The imperialist governments throughout the world have made Kuwait the central issue and are of course using it as a pretext for the military, economic and political domination of the entire region.
Nothing has consumed so many tons of paper as the scribbling of the imperialist journalists as they shed crocodile tears over the independence of Kuwait. Notwithstanding all that, and we have covered this earlier in our talk, the status of Kuwait as an independent question is one of immense importance.
Our position all along has been that the status of Kuwait is an issue to be decided first of all among the Arab people. So far as the working class and oppressed peoples here go, that should satisfy the requirement of a continuing anti-imperialist struggle, because our principal struggle must be directed against imperialism. It is the acid test for any progressive, let alone socialist or communist worker.
The internal class struggle and the internal struggle among the nationalities also must be decided by the Arab people, and of course without even the most innocuous form of imperialist intervention.
This doesn't mean, however, that our Party or any working class party has to have a totally aloof attitude, as though it is not concerned with the problems of the working class and the oppressed people in the Arab region. We are all part and parcel of the international working class, of the broad anti-imperialist movement, and the need for international solidarity of our class requires the participation of all concerned with the struggle.
From the viewpoint of Marxism and looking at it historically, one of the most fundamental issues in this struggle is the continuation of the bourgeois democratic revolution that the bourgeoisie began in France in 1789 and that has never been finished to this day.

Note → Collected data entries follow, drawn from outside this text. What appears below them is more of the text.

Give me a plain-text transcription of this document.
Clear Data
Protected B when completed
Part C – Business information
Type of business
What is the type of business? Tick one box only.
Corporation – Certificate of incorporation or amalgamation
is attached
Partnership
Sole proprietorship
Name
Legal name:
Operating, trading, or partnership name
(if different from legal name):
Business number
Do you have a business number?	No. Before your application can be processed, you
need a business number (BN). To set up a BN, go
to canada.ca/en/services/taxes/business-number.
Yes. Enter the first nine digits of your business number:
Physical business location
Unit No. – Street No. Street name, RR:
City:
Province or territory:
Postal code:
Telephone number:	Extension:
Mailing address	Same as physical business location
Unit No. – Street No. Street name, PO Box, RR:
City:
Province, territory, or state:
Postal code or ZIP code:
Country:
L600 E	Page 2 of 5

The bourgeois democratic revolution in Marxist sociology means bringing bourgeois democracy to all sectors of the population, so that not only each person is treated by a common, equal standard, but also each nation. Wasn't this the very essence of the bourgeois revolution in 1789? Equality before the law. If the bourgeoisie were able to accomplish the equality of all nations, it would solve what we consider one of the most crucial issues of contemporary times, the oppression of one nation by another.
Take the American Civil War. It had as its historical objective the bringing of bourgeois democracy to the South. Slavery stood in the way. Of course, from a Marxist point of view, the struggle was not just a continuation and expansion of bourgeois democracy. What has not yet been fully discussed by bourgeois historians is that it was also a struggle over a transformation in the mode of production from one social system of exploitation to another, from chattel slavery to wage slavery and peonage.
The transformation of the economic anatomy of the old South, which put the Northern bourgeoisie in the saddle, only changed the form of exploitation, the form of the extraction of the surplus product from the sweat and blood of the Black people.
However, from the point of view of the bourgeoisie, their historical mission was to bring democracy throughout the whole country. But the Civil War didn't do that. It stopped halfway. There is still virulent racism all over the country. The bourgeois revolution is by no means complete.
Because the bourgeoisie didn't solve the national question, it has fallen to the revolutionary multinational working class, to communists, to solve it. Before we can even get to grips with the class question, we first have to have a clear understanding of the national question.
There have been many, many socialist groupings, not to speak of thousands of sincere progressives, who have come to grief in the struggle against slavery and racism, mainly because of the lack of understanding of the relationship between national oppression — primarily racism in this country — and capitalism. The intertwining of the two has made it especially difficult to pursue a relentless struggle against racism and national oppression.
If these two could be separated into two independent compartments, the task would at least be clear, if not solvable. But the two are inseparable, and therein lies the problem.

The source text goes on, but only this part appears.